It is mid-July, it’s very hot, our taxes are due shortly, road rage is killing innocents in Delhi, and we have no idea why some Presidential candidates wear their saris that way. No wonder, then, that the word on everybody’s lips these days is: infidelity.
No, actually, it’s just that the word infidelity is on everybody’s lips at almost all times, and has been so for the last several ice ages, which is as long as it has taken India to concede that if sexuality is incompatible with Indianness, then it is really very difficult to explain why there are a billion of us. And just when you thought it was safe to get into that water, along come the sharks.
Based on a number of spontaneously conducted conversations with quite a wide range of people over the last couple of months, I’ve concluded that close to one hundred percent of humanity is either quite interested in the idea of cheating on their partner, or quite interested in the idea of cheating on their partner again. (The tiny remaining percentage didn’t understand the question because they were daydreaming about a really good presidential candidate.)
I consider myself quite open-minded, but I confess to being quite surprised at just how many steamy currents simmer under the surface of so many seemingly staid marriages and relationships, and how strong those currents are. All I can say is that while I wasn’t raised by Irish nuns in a convent school, and despite being deemed a bit of a wild child in my misspent youth, I’m a little disappointed to find myself on the boring end of a vast and turbulent spectrum.

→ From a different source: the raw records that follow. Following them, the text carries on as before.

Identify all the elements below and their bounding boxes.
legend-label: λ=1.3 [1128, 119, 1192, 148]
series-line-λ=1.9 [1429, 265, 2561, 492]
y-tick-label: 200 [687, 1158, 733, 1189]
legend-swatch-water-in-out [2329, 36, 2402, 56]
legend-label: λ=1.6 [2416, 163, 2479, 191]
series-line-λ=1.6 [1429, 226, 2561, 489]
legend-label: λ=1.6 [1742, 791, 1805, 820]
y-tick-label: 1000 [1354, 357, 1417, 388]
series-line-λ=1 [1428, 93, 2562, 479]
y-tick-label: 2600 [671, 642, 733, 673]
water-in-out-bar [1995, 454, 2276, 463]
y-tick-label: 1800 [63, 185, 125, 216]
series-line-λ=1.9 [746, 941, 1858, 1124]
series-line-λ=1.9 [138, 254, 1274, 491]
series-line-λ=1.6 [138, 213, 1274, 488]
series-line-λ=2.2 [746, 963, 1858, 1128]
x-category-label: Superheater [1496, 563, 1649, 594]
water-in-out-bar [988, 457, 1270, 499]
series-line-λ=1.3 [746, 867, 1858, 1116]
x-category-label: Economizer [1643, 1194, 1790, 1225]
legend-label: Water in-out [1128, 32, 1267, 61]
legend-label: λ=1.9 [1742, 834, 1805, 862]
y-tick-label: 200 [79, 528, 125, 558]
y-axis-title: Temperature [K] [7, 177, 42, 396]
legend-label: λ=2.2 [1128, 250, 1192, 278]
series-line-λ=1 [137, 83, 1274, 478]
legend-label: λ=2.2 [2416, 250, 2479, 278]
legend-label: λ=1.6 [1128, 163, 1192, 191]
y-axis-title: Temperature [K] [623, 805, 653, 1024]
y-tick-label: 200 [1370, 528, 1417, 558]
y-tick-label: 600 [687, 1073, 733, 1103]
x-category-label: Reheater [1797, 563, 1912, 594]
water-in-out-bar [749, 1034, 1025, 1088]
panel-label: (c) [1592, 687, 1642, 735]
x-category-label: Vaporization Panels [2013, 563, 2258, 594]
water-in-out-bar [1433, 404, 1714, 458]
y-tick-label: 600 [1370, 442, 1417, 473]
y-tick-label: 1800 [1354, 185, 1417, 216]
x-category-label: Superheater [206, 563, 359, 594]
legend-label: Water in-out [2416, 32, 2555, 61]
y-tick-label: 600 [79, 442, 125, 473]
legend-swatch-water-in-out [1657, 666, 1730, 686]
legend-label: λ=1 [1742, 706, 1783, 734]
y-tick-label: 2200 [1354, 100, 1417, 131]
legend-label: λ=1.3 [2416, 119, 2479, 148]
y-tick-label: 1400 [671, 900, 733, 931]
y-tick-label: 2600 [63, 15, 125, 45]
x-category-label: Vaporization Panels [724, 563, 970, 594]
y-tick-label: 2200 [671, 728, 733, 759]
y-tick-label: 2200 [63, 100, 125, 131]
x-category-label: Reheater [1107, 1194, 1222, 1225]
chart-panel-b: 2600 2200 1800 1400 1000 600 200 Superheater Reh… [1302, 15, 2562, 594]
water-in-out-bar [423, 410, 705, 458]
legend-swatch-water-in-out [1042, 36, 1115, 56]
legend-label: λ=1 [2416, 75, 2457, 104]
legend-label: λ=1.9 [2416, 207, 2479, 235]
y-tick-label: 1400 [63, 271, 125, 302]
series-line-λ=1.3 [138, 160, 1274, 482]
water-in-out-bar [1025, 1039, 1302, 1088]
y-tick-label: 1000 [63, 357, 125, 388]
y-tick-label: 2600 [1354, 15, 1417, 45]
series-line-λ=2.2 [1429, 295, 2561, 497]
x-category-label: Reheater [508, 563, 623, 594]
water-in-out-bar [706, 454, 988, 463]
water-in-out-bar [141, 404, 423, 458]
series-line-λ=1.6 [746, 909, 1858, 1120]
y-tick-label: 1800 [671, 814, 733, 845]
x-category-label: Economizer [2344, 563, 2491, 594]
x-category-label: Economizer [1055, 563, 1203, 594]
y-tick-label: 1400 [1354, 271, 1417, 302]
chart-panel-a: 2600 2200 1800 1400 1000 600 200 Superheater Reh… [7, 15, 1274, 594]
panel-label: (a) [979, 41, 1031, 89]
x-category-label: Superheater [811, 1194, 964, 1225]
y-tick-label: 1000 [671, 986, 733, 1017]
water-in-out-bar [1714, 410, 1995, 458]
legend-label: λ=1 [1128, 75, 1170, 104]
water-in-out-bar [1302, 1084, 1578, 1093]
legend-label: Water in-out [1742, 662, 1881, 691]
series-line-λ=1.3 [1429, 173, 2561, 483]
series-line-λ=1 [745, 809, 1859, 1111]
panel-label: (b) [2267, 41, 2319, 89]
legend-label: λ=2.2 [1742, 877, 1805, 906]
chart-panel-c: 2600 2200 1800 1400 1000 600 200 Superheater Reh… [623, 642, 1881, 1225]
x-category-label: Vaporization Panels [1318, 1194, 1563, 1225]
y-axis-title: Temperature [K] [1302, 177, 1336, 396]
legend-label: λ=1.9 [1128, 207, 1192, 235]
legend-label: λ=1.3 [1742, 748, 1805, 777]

What I’m not surprised about is that while this spate of illicit activity occasionally has something to do with problems within people’s legitimate relationships, most often it does not: it’s just really a matter of lustful and/or emotional greed (where greed is defined not as excess, but as ‘intense and selfish desire’). If you still buy the popular image of urban India as prudish and reactionary, you’re out of the loop. If you thought that the scenario presented in the recent Bollywood movie Life in a Metro—in which people are cheating even on the people they’re cheating with—was overstating the case, which I did, then think again, or conduct your own secret ballot. And if you haven’t seen the movie: don’t, it’s a snorer.
For those people now yawning and thinking, “tell me something I don’t know,” you don’t fall into my preferred reader profile and should go away now. But for those of you who greet this news with their mouths in a little round o, I’ve got this to say: how would you describe the smell of that coffee?
As an experiment, I had someone I know go through her phone book and, without mentioning names, sum up the love life of each person in it. The results overwhelmingly show that they should either say the vow of fidelity much louder at weddings, because people are not hearing it, or just leave it out of the whole ceremony because it really cramps people’s style. They also show that infidelity is a wonderfully democratic thing, ranging over all kinds of type, sexuality, age, partnership agreement, and so forth.
All it really proves is what one might suspect anyway: that young(ish) urban Indians are as active in the extramarital/extrarelational department as any young people anywhere else, whether Murli Manohar Joshi likes it or not. It puts me in mind of something I recently read in which a father is quoted passing on the torch of human learning to his anguished offspring: “If you want monogamy,” he says unsympathetically, “go marry a swan.”